Ultimately, Sweep is all about connecting vast, disparate pools of data to garner a holistic overview of a company’s direct and indirect emissions.

Above: “At a glance” data in the Sweep dashboard
Sweep stake
Climate-tech startups have raised a reported $32 billion in 2021, representing a five-fold increase on 2016. But even with the best of intentions, companies can still find it difficult to manage emissions that don’t sit directly within their control — Coca-Cola European Partners (CCEP), a bottling partner for Coca-Cola, has previously estimated that 93% of its greenhouse gas (GHG) emissions were scope 3. With countless doomsday, apocalyptic scenarios envisioned for the decades ahead, there is a growing sense that time is running out, and businesses need to take a more proactive approach to address emissions across their supply chain.
“Companies will become more accountable for their scope 3 emissions, and this will drive demand for capturing accurate emission data on an ongoing basis,” Sweep cofounder and CEO Rachel Delacour told VentureBeat.

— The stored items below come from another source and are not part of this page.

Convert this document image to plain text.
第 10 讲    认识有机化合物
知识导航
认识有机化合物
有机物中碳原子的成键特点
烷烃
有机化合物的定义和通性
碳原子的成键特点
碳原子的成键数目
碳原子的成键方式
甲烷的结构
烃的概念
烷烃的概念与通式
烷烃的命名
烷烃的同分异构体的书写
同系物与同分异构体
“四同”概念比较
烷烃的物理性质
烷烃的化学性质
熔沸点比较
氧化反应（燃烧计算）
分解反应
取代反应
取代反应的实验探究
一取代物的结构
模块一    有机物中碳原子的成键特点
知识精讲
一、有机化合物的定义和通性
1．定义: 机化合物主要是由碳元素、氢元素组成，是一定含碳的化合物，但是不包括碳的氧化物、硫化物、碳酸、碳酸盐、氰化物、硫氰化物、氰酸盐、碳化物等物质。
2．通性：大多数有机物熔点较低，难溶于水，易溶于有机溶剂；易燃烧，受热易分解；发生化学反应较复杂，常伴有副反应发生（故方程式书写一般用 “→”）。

Sweep was founded out of Montpellier, France, in 2020 by Delacour and Nicolas Raspal — who sold a previous business intelligence startup called Bime Analytics to Zendesk in 2015 — alongside Raphael Güller and Yannick Chaze. The company launched in public beta back in April with $5 million in seed funding, and in the intervening months, it has worked with telecommunications giant Orange and French multinational Saint-Gobain. As part of a pilot program related to COP26, Sweep also worked with French investment bank Bpifrance to measure the carbon footprints of two companies it’s investing in.
“While the investing, lending, and underwriting activities of financial organizations (i.e. scope 3 emissions) are far higher than their direct emissions, just 25% report them,” Delacour stated.
With another $22 million in the bank from lead investor Balderton Capital, New Wave, La Famiglia, and 2050, Sweep is now well-financed to ramp up its enterprise aspirations, enabling prospective customers “who want to build a credible path to net-zero.”
“Sweep’s method in connecting companies and suppliers provides unprecedented transparency and scale, designed to enable ripple effects across industries,” Delacour said. “This cascading effect of incorporating supplier and distributor participation means as more users become accustomed to the Sweep platform, more industries will be able to go clean.”